We have reached that point where LLMs are used for explaining and answering questions while they are themselves not explainable, at least not sufficiently. They then go on to talk about a new paradigm of agentic interpretability, where by keeping the model as an active participant in the conversation, the user tries to steer it such that the system is incentivized to reveal more of how it works.

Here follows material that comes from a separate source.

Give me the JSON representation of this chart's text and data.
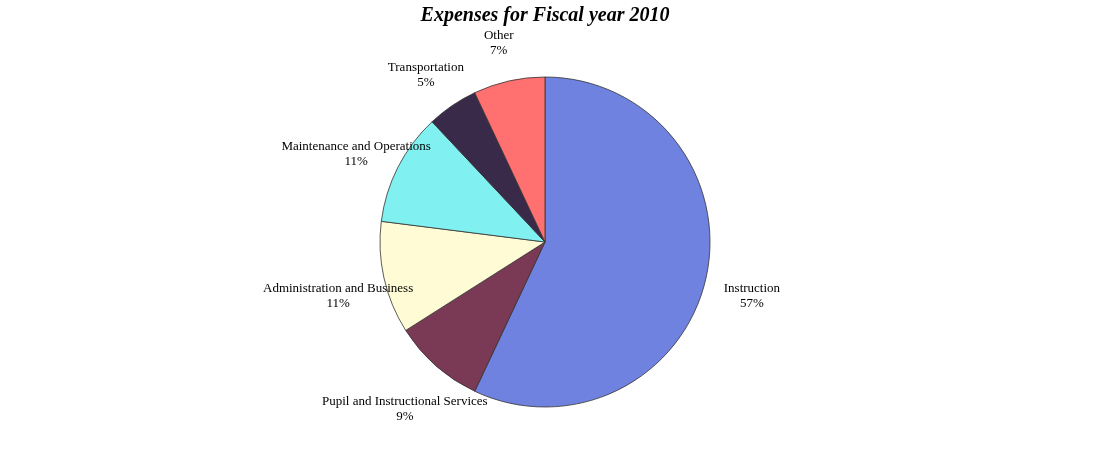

Been suggests thinking of the user-LLM interaction as a teacher-student relationship. The teacher does a better job when they know what it is that the student does not know. By analogy, LLMs can have a mental model of the user, and this is something that we essentially hand in to them by way of interacting with them. If they have an accurate mental model, they can help us understand better. The key advantage of agentic interpretability is that even if you don't understand everything about the model as a user, you have some control over the conversation so that you can elicit what's most useful to you in each case.
My AI safety comment here is that this kind of explainability seems to assume at least some degree of human-AI alignment, where the model is incentivized to give the user what's truly useful to them, and not, for example, be sycophantic or misleading or have other processes taking place under the hood while keeping the human busy and entertained. So, in that sense, it does not sound like a strong explainability pathway for safety-relevant purposes without granting a certain degree of alignment first. I'm especially imagining a sufficiently capable system that rather than taking the teacher-student relationship, acts more as a corrupt politician who tries to convince you to give them your vote while working on their own projects behind your back and against your interests. The interaction may be giving you the illusion that they care about you, that they want to provide you with information and context, and that they're taking the time for you to engage in conversation with them, while their true intentions are completely different.
One of the ways I like to think of the alignment problem is in terms of explanation. Specifically, what are the kinds of explanations that we would need to have to say that we understand a given system sufficiently to steer it in a human-compatible direction? I find that this is a good question to ask, both when thinking separately about techniques and their effectiveness, for example, chain-of-thought, and when thinking about combining different techniques and methodologies, and for zooming out to see the big picture of the alignment problem.
Despite this being an interview with successful interpretability researchers, it is implied that interpretability is not the single ultimate pathway to explaining these systems. This can have a pretty pessimistic interpretation for how likely it is for safety to go well, but I focus on the positive: both researchers have a very pragmatic attitude towards finding what would actually work, even if it's counterintuitive or outside their main agenda.
Regardless of the techniques used and the specifics of any given project, the field would likely benefit from more systematic attempts to clearly articulate what kind of explanation is given through any result or theoretical framing.
I'm not giving that context here, but the Stanford Encyclopedia of Philosophy entries on scientific explanation are a good start.